Türkiye- Irak Parlamentolararası Arası Dostluk Grubu Başkanı Ak Parti Diyarbakır Milletvekili Galip Ensarioğlu Başkanlığındaki Ak Parti heyeti, Irak’ın başkenti Bağdat ve Necef kentlerinde temaslarda bulundu.
Şeyh Muhammed Rıza El Şebini için Irak Temsilciler Meclisi’nde düzenlenen anmada konuşan AK Parti’li Ensarioğlu, 1916 yılında Bağdat’a doğru ilerleyen sömürgeci güçlere karşı son büyük direnişi Araplar, Türkler, Kürtler, Süryaniler, Keldaniler, Sünniler ve Şiiler’in omuz- omuza vererek, olarak yapıp savaştıklarını söyledi.
Türkiye- Irak Parlamentolar Arası Dotluk Grubu Başkanı ve AK Parti Diyarbakır Milletvekili Galip Ensarioğlu, AK Parti Hatay Milletvekili Fevzi Şanverdi ve AK Parti Zonguldak Milletvekili Özcan Ulupınar, Irak Temsilciler Meclisi Başkanı Selim Cuburi’nin daveti üzerine Irak Bilimler Akademisi kurucusu Şeyh Muhammed Rıza el Şebini’nin 50’inci ölüm yıl dönümü için düzenlenen törene katılmak üzere gittikleri Irak’ta 3 günden bu yana temaslarda bulundu.
Türkiye’nin Bağdat Büyükelçeliği’ni ziyaret eden ve Büyükelçi Fatih Yıldız’ın onurlarına verdiği yemeğe katılan Ak Parti’li milletvekilleri daha sonra Büyükelçelik’te görevli özel harekat polisleri ile bir araya geldi.

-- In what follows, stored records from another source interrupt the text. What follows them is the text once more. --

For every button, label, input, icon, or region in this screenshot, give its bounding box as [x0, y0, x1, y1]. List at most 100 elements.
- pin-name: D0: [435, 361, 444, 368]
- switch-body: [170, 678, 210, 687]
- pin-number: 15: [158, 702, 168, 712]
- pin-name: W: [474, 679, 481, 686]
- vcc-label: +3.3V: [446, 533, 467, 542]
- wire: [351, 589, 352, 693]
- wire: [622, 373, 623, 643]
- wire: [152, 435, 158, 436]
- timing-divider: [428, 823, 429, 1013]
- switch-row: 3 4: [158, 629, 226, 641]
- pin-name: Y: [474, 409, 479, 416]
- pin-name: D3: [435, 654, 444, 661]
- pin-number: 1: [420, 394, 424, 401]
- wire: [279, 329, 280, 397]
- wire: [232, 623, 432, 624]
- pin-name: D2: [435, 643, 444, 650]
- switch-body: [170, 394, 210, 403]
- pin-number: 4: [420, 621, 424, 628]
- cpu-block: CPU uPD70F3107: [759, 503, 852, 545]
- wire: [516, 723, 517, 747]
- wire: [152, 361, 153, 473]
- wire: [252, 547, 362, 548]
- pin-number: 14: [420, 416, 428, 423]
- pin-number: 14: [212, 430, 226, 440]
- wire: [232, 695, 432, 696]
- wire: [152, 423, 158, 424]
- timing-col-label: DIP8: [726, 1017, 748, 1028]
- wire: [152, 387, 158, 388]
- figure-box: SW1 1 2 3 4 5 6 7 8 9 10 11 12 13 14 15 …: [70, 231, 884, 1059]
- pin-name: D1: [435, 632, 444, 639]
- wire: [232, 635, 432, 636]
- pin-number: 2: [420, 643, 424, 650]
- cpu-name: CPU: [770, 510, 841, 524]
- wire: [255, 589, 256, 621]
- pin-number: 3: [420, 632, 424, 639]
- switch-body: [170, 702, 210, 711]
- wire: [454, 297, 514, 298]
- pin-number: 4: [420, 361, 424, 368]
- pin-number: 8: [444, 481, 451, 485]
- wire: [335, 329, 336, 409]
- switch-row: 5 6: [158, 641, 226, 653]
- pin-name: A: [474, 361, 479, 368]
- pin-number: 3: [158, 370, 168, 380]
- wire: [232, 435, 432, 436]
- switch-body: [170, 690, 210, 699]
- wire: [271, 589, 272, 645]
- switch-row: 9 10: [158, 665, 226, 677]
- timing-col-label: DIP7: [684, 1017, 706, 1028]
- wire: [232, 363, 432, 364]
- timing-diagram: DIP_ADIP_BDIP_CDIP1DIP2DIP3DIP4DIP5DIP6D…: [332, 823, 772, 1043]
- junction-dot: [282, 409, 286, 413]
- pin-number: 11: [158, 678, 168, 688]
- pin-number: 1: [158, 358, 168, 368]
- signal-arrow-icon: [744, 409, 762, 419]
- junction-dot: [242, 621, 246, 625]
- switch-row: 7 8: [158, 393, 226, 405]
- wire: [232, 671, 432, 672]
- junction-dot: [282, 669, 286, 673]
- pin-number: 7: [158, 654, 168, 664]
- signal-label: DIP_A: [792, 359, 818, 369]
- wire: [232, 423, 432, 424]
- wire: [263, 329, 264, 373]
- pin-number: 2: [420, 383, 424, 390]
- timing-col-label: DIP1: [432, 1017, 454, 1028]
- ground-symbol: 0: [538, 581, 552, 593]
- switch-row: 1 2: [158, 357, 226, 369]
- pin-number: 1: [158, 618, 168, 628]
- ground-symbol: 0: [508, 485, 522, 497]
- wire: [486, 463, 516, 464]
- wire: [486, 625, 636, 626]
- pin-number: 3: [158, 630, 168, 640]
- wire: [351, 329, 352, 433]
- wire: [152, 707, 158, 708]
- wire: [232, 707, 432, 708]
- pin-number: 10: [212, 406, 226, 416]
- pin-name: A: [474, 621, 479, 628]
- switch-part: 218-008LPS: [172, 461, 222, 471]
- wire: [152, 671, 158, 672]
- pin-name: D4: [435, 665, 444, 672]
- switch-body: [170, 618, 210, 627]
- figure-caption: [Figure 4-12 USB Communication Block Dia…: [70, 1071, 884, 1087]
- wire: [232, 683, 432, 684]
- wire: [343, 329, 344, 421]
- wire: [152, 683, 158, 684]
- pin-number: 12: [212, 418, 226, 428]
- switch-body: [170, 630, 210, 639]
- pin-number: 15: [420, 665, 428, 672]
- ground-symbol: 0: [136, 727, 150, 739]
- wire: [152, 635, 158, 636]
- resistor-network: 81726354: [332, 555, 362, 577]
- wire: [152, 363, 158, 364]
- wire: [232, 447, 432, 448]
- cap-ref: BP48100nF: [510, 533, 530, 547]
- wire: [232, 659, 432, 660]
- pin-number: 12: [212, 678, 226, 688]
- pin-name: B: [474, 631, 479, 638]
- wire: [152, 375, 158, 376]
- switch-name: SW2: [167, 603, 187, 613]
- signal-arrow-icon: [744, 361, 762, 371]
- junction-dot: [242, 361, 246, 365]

Ak Partili milletvekilleri daha sonda dün Meclis’te Şeyh Muhammed Rıza el Şebini için Irak Temsilciler Meclisi’nde düzenlenen anma törenine katıldı.

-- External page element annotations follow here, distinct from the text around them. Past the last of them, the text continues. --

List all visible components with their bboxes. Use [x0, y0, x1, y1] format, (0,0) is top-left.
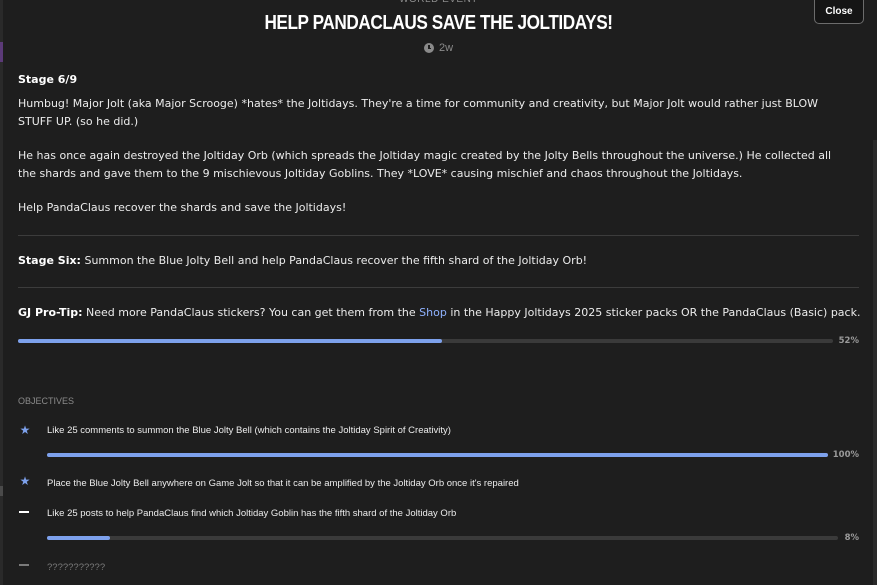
stage-progress-bar — [18, 339, 833, 343]
stage-six-label: Stage Six: — [18, 254, 81, 267]
dash-icon — [19, 511, 29, 513]
story-paragraph: He has once again destroyed the Joltiday… — [18, 149, 832, 180]
pro-tip: GJ Pro-Tip: Need more PandaClaus sticker… — [18, 304, 868, 322]
edge-accent-lower — [0, 486, 3, 496]
objective-progress-fill — [47, 453, 828, 457]
scrollbar-track[interactable] — [873, 140, 877, 585]
event-type-label: WORLD EVENT — [0, 0, 877, 5]
pro-tip-text-end: in the Happy Joltidays 2025 sticker pack… — [446, 306, 861, 319]
objective-item: Like 25 posts to help PandaClaus find wh… — [47, 508, 457, 519]
stage-progress-fill — [18, 339, 442, 343]
call-to-action: Help PandaClaus recover the shards and s… — [18, 201, 347, 214]
stage-six-description: Summon the Blue Jolty Bell and help Pand… — [80, 254, 588, 267]
objective-progress-label: 8% — [844, 533, 859, 543]
divider — [18, 287, 859, 288]
left-edge-strip — [0, 0, 3, 585]
objective-progress-bar — [47, 453, 828, 457]
timestamp-text: 2w — [438, 42, 454, 54]
close-button[interactable]: Close — [814, 0, 864, 24]
objective-progress-fill — [47, 536, 111, 540]
intro-paragraph: Humbug! Major Jolt (aka Major Scrooge) *… — [18, 97, 819, 128]
objective-item-locked: ??????????? — [47, 562, 106, 573]
stage-progress-label: 52% — [838, 336, 859, 346]
divider — [18, 235, 859, 236]
objective-item: Place the Blue Jolty Bell anywhere on Ga… — [47, 478, 519, 489]
objective-progress-label: 100% — [832, 450, 859, 460]
star-icon: ★ — [19, 474, 31, 488]
shop-link[interactable]: Shop — [419, 306, 447, 319]
page-title: Help PandaClaus Save The Joltidays! — [264, 12, 613, 34]
objectives-heading: OBJECTIVES — [18, 396, 75, 406]
clock-icon — [423, 43, 434, 53]
pro-tip-label: GJ Pro-Tip: — [18, 306, 83, 319]
dash-icon — [19, 564, 29, 566]
star-icon: ★ — [19, 423, 31, 437]
stage-six-text: Stage Six: Summon the Blue Jolty Bell an… — [18, 252, 844, 270]
timestamp: 2w — [0, 42, 877, 54]
objective-item: Like 25 comments to summon the Blue Jolt… — [47, 425, 451, 436]
objective-progress-bar — [47, 536, 838, 540]
pro-tip-text: Need more PandaClaus stickers? You can g… — [82, 306, 420, 319]
stage-heading: Stage 6/9 — [18, 73, 78, 86]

“ŞEYH MUHAMMED RIZA EŞ-ŞEBİBİ’Yİ RAHMETLE YAD EDİYORUZ”
Irak Meclisinde konuşan AK Parti Diyarbakır Milletvekili Galip Ensarioğlu, 52 yıl önce yaşamını yitiren Şeyh Muhammed Rıza Eş-Şebibi’yi rahmetle yad ettiğini belirterek, “Aynı şekilde, gerek Irak halkının bağımsızlığı için kendisiyle birlikte mücadele vermiş fedakar arkadaşlarına, gerek 100 yıl önce Bağdat’a doğru ilerleyen sömürgeci güçlere karşı dedelerimizle omuz omuza savaşmış Irak halkının kıymetli neferlerine Cenab-ı Mevla’dan rahmet ve mağfiret niyaz ediyorum” dedi.

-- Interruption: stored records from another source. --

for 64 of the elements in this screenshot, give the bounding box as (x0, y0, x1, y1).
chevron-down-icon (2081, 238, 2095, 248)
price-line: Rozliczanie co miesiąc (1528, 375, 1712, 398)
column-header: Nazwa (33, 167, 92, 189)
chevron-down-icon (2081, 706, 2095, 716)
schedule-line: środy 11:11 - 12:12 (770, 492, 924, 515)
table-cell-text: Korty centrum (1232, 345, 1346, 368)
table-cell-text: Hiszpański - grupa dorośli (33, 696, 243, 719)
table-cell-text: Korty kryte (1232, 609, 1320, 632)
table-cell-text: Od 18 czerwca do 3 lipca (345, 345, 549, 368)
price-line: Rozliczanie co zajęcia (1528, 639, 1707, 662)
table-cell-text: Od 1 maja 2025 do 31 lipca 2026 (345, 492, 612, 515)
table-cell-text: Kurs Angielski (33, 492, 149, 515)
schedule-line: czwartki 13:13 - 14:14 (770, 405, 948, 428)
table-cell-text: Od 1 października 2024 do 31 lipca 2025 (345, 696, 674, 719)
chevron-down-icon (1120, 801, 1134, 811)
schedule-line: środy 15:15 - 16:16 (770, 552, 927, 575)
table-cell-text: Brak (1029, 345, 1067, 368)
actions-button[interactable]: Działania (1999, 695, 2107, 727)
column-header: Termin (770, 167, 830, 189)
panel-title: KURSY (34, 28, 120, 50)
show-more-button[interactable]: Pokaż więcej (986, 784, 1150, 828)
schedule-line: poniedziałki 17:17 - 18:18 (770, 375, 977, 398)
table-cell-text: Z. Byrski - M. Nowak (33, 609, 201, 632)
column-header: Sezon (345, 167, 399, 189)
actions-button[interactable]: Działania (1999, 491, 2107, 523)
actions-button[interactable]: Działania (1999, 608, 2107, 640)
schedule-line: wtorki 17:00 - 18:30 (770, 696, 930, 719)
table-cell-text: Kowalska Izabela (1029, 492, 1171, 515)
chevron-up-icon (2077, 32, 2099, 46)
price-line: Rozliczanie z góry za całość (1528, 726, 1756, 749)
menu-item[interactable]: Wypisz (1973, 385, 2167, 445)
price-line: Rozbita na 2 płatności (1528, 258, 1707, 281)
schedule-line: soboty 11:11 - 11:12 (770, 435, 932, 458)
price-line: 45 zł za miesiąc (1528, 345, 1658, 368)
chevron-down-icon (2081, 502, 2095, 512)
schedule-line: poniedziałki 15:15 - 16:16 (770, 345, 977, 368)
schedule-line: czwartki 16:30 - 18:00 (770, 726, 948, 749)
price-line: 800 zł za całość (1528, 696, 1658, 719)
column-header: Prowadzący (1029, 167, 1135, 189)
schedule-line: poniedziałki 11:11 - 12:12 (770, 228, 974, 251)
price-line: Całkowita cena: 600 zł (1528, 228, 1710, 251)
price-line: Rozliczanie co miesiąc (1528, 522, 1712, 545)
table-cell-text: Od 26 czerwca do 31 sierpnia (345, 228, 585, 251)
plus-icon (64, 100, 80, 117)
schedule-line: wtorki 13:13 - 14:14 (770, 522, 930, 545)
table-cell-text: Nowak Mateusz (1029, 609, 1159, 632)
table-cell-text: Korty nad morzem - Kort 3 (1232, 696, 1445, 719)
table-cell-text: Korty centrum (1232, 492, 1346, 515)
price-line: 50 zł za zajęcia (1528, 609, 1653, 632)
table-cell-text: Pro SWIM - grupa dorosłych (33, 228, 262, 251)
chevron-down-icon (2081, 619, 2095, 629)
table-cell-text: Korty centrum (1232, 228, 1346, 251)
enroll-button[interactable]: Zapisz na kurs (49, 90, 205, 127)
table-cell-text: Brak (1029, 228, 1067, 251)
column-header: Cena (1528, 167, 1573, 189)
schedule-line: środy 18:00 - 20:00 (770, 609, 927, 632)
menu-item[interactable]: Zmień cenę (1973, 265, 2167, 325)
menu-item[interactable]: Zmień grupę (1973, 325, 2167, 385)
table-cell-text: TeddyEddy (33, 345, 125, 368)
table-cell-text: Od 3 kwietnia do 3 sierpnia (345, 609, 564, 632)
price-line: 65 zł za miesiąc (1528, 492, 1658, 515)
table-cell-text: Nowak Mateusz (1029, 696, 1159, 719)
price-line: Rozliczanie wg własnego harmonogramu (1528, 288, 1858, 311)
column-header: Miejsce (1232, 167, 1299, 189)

Şeyh Muhammed Rıza Eş-Şebibi’nin mücadelesi ve davasının, çöküşün başladığı, umutsuzluğun yaygınlaştığı bir zaman diliminde, bu coğrafyadaki mazlumlar için adeta bir hayat ışığı olduğunu söyleyen Ensarioğlu, konuşmasını şöyle devam ettirdi: “Bugün de insanlara zulmeden, kan döken, insan hayatını hiçe sayan karanlık terör örgütlerinin karşısında Şeyh’in davasının ruhunu yaşatacak olan insanlar, onun mücadelesinden dersler çıkarmaktadır. Unutmak ne mümkündür ki, bu coğrafyanın bütün halkları, 1916 yılında Bağdat’a doğru ilerleyen sömürgeci güçlere karşı son büyük direnişlerini beraber yapmışlardır. Bu direnişte Araplar, Türkler, Kürtler, Süryaniler, Keldaniler, Sünniler, Şiiler, omuz-omuza vererek, bir olarak savaştılar. O günkü birlik ruhu bugün bize çok şey anlatmaktadır. Aslında Irak halkının da, tüm İslam âleminin de keşfetmesi gereken ilk şey, o günün vahdet ruhudur. En müşkül zamanımızda biz, yani Türkler, yani Araplar, yani Kürtler, yani Sünniler, yani Şiiler, Müslümanlar, Hristiyanlar, yani Mezopotamya’nın, bu kadim coğrafyanın bütün halkları omuz omuza mücadele verdik. Peygamber Efendimiz hadis-i şeriflerinde bize ‘Âlimlerin, peygamberlerin varisleri ve yeryüzünün kandilleri’ olduklarını müjdeler ve ‘Bir alimin ölümü de alemin ölümü gibidir’ buyurur. Âlimlerin gidişleri, işte geride böyle büyük bir boşluk oluşturur. Bizlerin de, bugün, coğrafyamızı kuşatan tehlikeler karşısında ihtiyaç duyduğu insan türü tam olarak budur. Çünkü, bugün, aradan tam 100 yıl geçtikten sonra o günün zorbalarından daha feci düşünce yapısına sahip odaklar, aynı topraklara musallat olmuş vaziyettedir. O gün olduğu gibi bugün de insanoğlu, iyilikle kötülüğün, doğru ile yanlışın, hakkaniyet ile zulmün, kardeşlik ile düşmanlığın arasındaki mücadelede saflarını belirlemişlerdir. Bugün yine iki taraftaki anlayışlar yüzleşmekte ve savaşmaktadır. Bugün verilen bu mücadelede, askeri başarısıyla olduğu kadar gösterdiği dayanışmayla da büyük bir zafer kazanan aziz Irak halkının muvaffakiyetlerinin daim olmasını temenni ediyorum.”
Bağdat’taki temaslarını tamamlayan Türkiye-Irak Parlamentolar Arası Dotluk Grubu heyeti daha sonra Irak’ın Necef kentine geçti.